Anxious as he was for financial purity and for a due interdependence of King and Parliament, Clarendon was not disposed to part with this prerogative of the Crown. Downing and his allies were equally aware that to abandon it was no part of Charles's thoughts. It would be absurd to argue back from later days when such a claim on the part of the Crown was a thing of the past. The essence of the plan, which made it palatable to the King and the object of all Downing's scheming, was that "it was to new-model the whole Government of the country, in which the King resolved to have no more superior officers." The power of these superior officers was an incubus of which Charles longed to rid himself.

The Bill passed the House of Commons, and was brought to the Lords. Such Bills, says Clarendon in an interesting passage, [Footnote: Life, iii. 13.] "seldom stay long with the Lords."

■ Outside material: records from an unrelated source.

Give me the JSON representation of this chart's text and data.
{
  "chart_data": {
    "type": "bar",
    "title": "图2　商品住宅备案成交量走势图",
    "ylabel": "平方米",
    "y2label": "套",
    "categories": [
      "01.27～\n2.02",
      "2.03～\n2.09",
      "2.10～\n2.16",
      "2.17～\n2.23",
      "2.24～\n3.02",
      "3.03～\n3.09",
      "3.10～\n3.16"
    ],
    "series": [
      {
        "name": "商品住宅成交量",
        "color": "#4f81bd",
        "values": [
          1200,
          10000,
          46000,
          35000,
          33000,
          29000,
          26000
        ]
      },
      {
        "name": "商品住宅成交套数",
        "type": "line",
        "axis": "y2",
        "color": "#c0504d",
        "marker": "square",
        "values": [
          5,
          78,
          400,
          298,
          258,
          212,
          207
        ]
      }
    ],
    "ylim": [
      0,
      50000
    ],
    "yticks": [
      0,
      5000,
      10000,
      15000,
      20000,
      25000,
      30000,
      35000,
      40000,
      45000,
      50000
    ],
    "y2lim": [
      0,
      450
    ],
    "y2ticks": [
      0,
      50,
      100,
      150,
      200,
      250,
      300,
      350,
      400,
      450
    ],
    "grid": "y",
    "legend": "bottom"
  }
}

"Of custom, which they call privilege, they are first begun in the House of Commons, where they endure long deliberation, and when they are adjusted there, they seem to pass through the House of Peers with the reading twice and formal commitment, in which any alterations are very rarely made, except in any impositions which are laid upon their (i.e. the Lords') own persons." "The same endorsement that is sent up by the Commons is usually the Bill itself that is presented to the King for his royal assent."

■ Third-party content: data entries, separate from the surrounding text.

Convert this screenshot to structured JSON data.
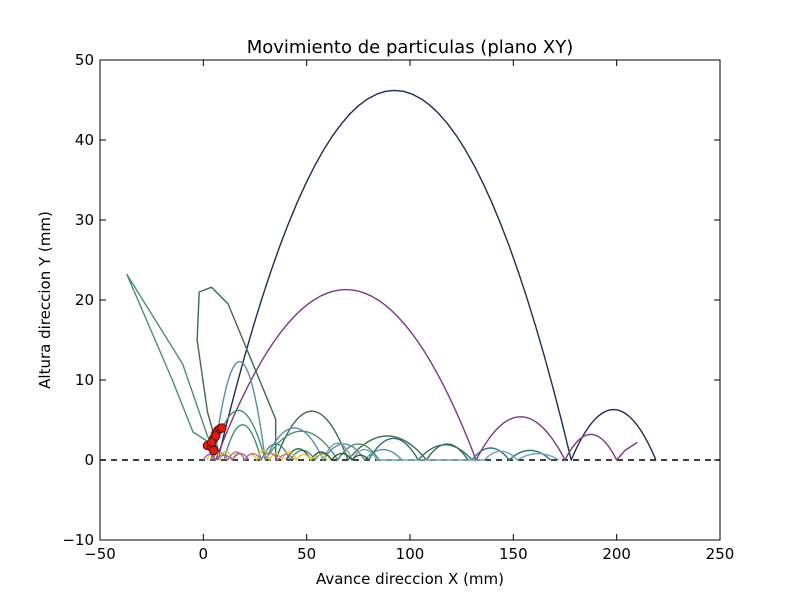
{
  "chart_data": {
    "type": "line",
    "title": "Movimiento de particulas (plano XY)",
    "xlabel": "Avance direccion X (mm)",
    "ylabel": "Altura direccion Y (mm)",
    "xlim": [
      -50,
      250
    ],
    "ylim": [
      -10,
      50
    ],
    "xticks": [
      -50,
      0,
      50,
      100,
      150,
      200,
      250
    ],
    "yticks": [
      -10,
      0,
      10,
      20,
      30,
      40,
      50
    ],
    "xtick_labels": [
      "−50",
      "0",
      "50",
      "100",
      "150",
      "200",
      "250"
    ],
    "ytick_labels": [
      "−10",
      "0",
      "10",
      "20",
      "30",
      "40",
      "50"
    ],
    "grid": false,
    "reference_line": {
      "y": 0,
      "style": "dashed",
      "color": "#000000"
    },
    "series": [
      {
        "color": "#1f2d52",
        "arcs": [
          [
            7,
            178,
            46.2
          ],
          [
            178,
            219,
            6.3
          ]
        ]
      },
      {
        "color": "#7a3a86",
        "arcs": [
          [
            6,
            132,
            21.3
          ],
          [
            132,
            175,
            5.4
          ],
          [
            175,
            200,
            3.2
          ]
        ],
        "tail": [
          [
            200,
            0
          ],
          [
            204,
            1.2
          ],
          [
            210,
            2.2
          ]
        ]
      },
      {
        "color": "#3e6b4a",
        "points": [
          [
            8,
            0.5
          ],
          [
            2,
            6
          ],
          [
            -3,
            15
          ],
          [
            -2,
            21
          ],
          [
            4,
            21.6
          ],
          [
            12,
            19.5
          ],
          [
            24,
            12
          ],
          [
            35,
            5.1
          ]
        ],
        "arcs": [
          [
            35,
            70,
            6.1
          ],
          [
            70,
            108,
            3.0
          ],
          [
            108,
            128,
            2.0
          ]
        ]
      },
      {
        "color": "#4e8f67",
        "points": [
          [
            6,
            1
          ],
          [
            2,
            3
          ],
          [
            -10,
            12
          ],
          [
            -37,
            23.2
          ],
          [
            -35,
            22
          ],
          [
            -25,
            16
          ],
          [
            -15,
            10
          ],
          [
            -5,
            3.5
          ],
          [
            4,
            2
          ]
        ],
        "arcs": [
          [
            4,
            30,
            6.2
          ],
          [
            30,
            65,
            3.6
          ],
          [
            65,
            85,
            2.0
          ]
        ]
      },
      {
        "color": "#5a8fa3",
        "arcs": [
          [
            5,
            30,
            12.3
          ],
          [
            30,
            58,
            4.0
          ],
          [
            58,
            78,
            2.0
          ],
          [
            78,
            96,
            1.3
          ]
        ]
      },
      {
        "color": "#4a8a80",
        "arcs": [
          [
            10,
            28,
            4.4
          ],
          [
            28,
            42,
            2.0
          ],
          [
            42,
            54,
            1.2
          ],
          [
            54,
            62,
            0.8
          ]
        ]
      },
      {
        "color": "#2f6f77",
        "arcs": [
          [
            80,
            104,
            2.7
          ],
          [
            104,
            130,
            1.9
          ],
          [
            130,
            148,
            1.5
          ],
          [
            148,
            168,
            1.2
          ]
        ]
      },
      {
        "color": "#6fa6ad",
        "arcs": [
          [
            58,
            72,
            2.1
          ],
          [
            72,
            84,
            1.3
          ],
          [
            136,
            152,
            1.1
          ],
          [
            152,
            172,
            0.8
          ]
        ]
      },
      {
        "color": "#2e5e3e",
        "arcs": [
          [
            40,
            52,
            1.4
          ],
          [
            52,
            62,
            1.0
          ],
          [
            62,
            72,
            0.8
          ],
          [
            72,
            80,
            0.6
          ]
        ]
      },
      {
        "color": "#e2c23a",
        "arcs": [
          [
            2,
            8,
            1.6
          ],
          [
            8,
            14,
            1.1
          ],
          [
            14,
            20,
            0.9
          ],
          [
            20,
            26,
            0.7
          ],
          [
            26,
            32,
            1.2
          ],
          [
            32,
            38,
            0.8
          ],
          [
            38,
            45,
            1.0
          ],
          [
            45,
            52,
            0.7
          ],
          [
            52,
            60,
            0.6
          ]
        ]
      },
      {
        "color": "#b57a8a",
        "arcs": [
          [
            4,
            12,
            0.9
          ],
          [
            12,
            20,
            1.0
          ],
          [
            20,
            28,
            0.8
          ],
          [
            28,
            36,
            0.9
          ],
          [
            36,
            44,
            0.7
          ]
        ]
      },
      {
        "color": "#9a6b9e",
        "arcs": [
          [
            0,
            6,
            0.7
          ],
          [
            6,
            14,
            0.6
          ],
          [
            14,
            22,
            0.8
          ]
        ]
      }
    ],
    "particles": {
      "fill": "#e01b12",
      "stroke": "#5a1010",
      "points": [
        [
          2,
          1.8
        ],
        [
          4,
          1.6
        ],
        [
          5,
          2.7
        ],
        [
          6,
          3.3
        ],
        [
          7,
          3.7
        ],
        [
          8,
          3.9
        ],
        [
          9,
          4.0
        ],
        [
          5,
          1.2
        ],
        [
          6,
          3.0
        ],
        [
          4,
          2.2
        ]
      ]
    },
    "colors": {
      "axes": "#000000",
      "background": "#ffffff"
    }
  }
}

It is to be observed that Clarendon is speaking of custom only, not of right; and he is careful to add that such Bills are "no more valid without their (the Lords') consent than without that of the other (the Commons); and they may alter any clause in them that they do not think for the good of the people." Only "the Lords use not to put any stop on the passage of such Bills, much less diminish what is offered by them to the King."

But in spite of such usage, the new provisions of the Bill so alarmed those in the House of Lords who understood the matter, as to prompt them to an alteration. Both the Chancellor and the Treasurer were confined by illness, and neither of them had received notice of the Bill. It was only when their colleagues in the House of Lords informed them of its purport that they resolved to resist what they believed to be a deadly blow to the power of the Crown, albeit dealt with the sanction and active approval of the King.

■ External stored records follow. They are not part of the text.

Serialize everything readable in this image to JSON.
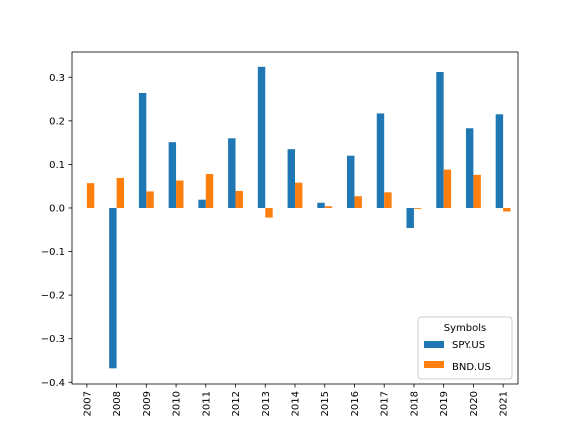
{
  "chart_data": {
    "type": "bar",
    "categories": [
      "2007",
      "2008",
      "2009",
      "2010",
      "2011",
      "2012",
      "2013",
      "2014",
      "2015",
      "2016",
      "2017",
      "2018",
      "2019",
      "2020",
      "2021"
    ],
    "series": [
      {
        "name": "SPY.US",
        "color": "#1f77b4",
        "values": [
          0.0,
          -0.368,
          0.264,
          0.151,
          0.019,
          0.16,
          0.324,
          0.135,
          0.012,
          0.12,
          0.217,
          -0.046,
          0.312,
          0.183,
          0.215
        ]
      },
      {
        "name": "BND.US",
        "color": "#ff7f0e",
        "values": [
          0.057,
          0.069,
          0.038,
          0.063,
          0.078,
          0.039,
          -0.022,
          0.058,
          0.004,
          0.027,
          0.036,
          -0.002,
          0.088,
          0.076,
          -0.008
        ]
      }
    ],
    "yticks": [
      -0.4,
      -0.3,
      -0.2,
      -0.1,
      0.0,
      0.1,
      0.2,
      0.3
    ],
    "ytick_labels": [
      "−0.4",
      "−0.3",
      "−0.2",
      "−0.1",
      "0.0",
      "0.1",
      "0.2",
      "0.3"
    ],
    "ylim": [
      -0.404,
      0.358
    ],
    "xlabel": "",
    "ylabel": "",
    "title": "",
    "legend": {
      "title": "Symbols",
      "position": "lower-right"
    },
    "grid": false
  }
}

By this time Ashley, who, as Chancellor of the Exchequer, found his own prerogatives threatened, had definitely ranged himself against those with whom he had been associated in plotting against Clarendon and Southampton. His fertile wit supplied new arguments, and helped him to alarm the King. Charles

"was contented that the matter should be debated in his presence; and because the Chancellor was in his bed, thought his chamber to be the fittest place for the consultation; and the Lord Treasurer, though indisposed and apprehensive of the gout, could yet use his feet, and was very willing to attend his Majesty there, without the least imagining that he was aimed at."

Clarendon could no longer rely upon an effective ally in his aged colleague.